To sum this up, I’d put it this way: If you’re serious about purchasing a tilt shift that will last forever, be perfect in every way, and completely justify the purchase price, keep saving for a Canon or Nikon 24mm (in Canon’s case, the new version II is the one you want, the old one is garbage). I would be happy to use the Rokinon as a backup to my Canon if it ever went down, but I know that the quirks I’ve mentioned above would probably drive me crazy after owning Canon’s perfect tilt-shifts. If you’re in desperate need of a tilt-shift or you’re okay with living with these shortcomings, you’ll be very happy with the Rokinon. At screen resolution and in print, when stopped down, it’s going to be virtually indistinguishable from the Canon or Nikon versions.
I have to say that using the Canon versions has spoiled me a bit. They are seriously as perfect as lenses will get, and while Rokinon is offering a solid product at a good price, I would have been much happier with it had they made the body out of metal and beefed up the tilt and shift mechanisms and knobs. The slight barrel distortion is totally forgivable at this price point, but spending an extra $50 to make these out of all metal would have made this a great buy. Hell, I don’t really know how much more it would have been to make the body entirely metal like the Canon or Nikon versions, but I’m sure the difference would not be very scary at all. For $1100 and a full metal body, this would have been a great, great buy.

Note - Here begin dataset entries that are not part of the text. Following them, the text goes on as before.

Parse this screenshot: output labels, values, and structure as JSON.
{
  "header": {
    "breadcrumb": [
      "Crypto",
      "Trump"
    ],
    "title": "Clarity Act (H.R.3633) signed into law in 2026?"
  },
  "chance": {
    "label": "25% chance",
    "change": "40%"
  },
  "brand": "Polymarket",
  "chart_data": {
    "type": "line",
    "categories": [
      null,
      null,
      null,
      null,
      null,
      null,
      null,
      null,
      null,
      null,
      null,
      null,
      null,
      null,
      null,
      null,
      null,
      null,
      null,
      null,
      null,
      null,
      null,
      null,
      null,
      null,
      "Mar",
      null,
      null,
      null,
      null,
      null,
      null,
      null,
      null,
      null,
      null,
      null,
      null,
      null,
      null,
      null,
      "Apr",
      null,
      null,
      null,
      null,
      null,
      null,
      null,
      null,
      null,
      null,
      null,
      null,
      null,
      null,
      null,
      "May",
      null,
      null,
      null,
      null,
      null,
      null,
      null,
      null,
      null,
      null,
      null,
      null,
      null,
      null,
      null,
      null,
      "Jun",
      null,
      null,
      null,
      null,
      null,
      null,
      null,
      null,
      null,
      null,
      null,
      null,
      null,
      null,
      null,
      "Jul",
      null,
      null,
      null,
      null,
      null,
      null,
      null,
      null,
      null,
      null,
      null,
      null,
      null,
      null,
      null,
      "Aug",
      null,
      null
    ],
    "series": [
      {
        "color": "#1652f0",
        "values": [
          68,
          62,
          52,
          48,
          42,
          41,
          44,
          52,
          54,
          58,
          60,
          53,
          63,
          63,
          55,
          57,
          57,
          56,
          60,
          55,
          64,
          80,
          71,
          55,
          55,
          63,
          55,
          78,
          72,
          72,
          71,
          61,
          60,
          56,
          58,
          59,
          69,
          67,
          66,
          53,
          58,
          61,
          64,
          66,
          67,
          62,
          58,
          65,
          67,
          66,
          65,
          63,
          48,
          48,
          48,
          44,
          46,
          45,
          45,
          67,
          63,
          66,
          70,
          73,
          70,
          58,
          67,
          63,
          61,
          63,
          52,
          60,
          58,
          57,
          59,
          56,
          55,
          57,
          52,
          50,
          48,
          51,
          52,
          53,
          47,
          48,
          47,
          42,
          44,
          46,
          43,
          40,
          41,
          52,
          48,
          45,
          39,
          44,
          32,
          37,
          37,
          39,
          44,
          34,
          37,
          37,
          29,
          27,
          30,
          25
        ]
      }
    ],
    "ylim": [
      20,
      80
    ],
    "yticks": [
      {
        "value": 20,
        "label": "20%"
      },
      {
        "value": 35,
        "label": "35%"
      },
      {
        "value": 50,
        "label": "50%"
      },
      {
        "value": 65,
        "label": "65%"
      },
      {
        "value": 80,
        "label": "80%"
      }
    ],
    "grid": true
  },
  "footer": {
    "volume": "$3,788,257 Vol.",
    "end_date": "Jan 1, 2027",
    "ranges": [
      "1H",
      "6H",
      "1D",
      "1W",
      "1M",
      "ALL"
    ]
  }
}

All of this being said, I’d still rather have the Rokinon tilt shift than ANY conventional zoom lens (e.g. Canon 17-40, 16-35, Nikon 12-24, 17-35) for shooting architecture. Tilt and shift movements are just that valuable when it comes to this type of shooting, and I’d happily deal with the shortcomings in exchange for being able to adjust perspective. Paired with a telephoto extender, you’d be pretty set with just one 24mm tilt shift.
What I liked:
Relatively sharp given the price and features
Great contrast and color
Cheaper than the competitors
Tilt and shift movements – invaluable for architecture
What could use improvement:
Weird ‘lens sag’ leads to a flaccid lens when knobs are unlocked, exacerbated by the tiny, hard-to-use knobs
Marginal barrel distortion
Lack of hood (seriously, it’s 2013, there is no excuse for this from any company)
WORTH NOTING: The image supplied to us show the lens with much thicker adjustment knobs. See the featured image at the top of the article compared to the images that I took of the lens in my possession. Those thicker knobs would be great to have. I’ve reached out to Rokinon for comment and will update the article accordingly, as this was one of my major gripes with the lens.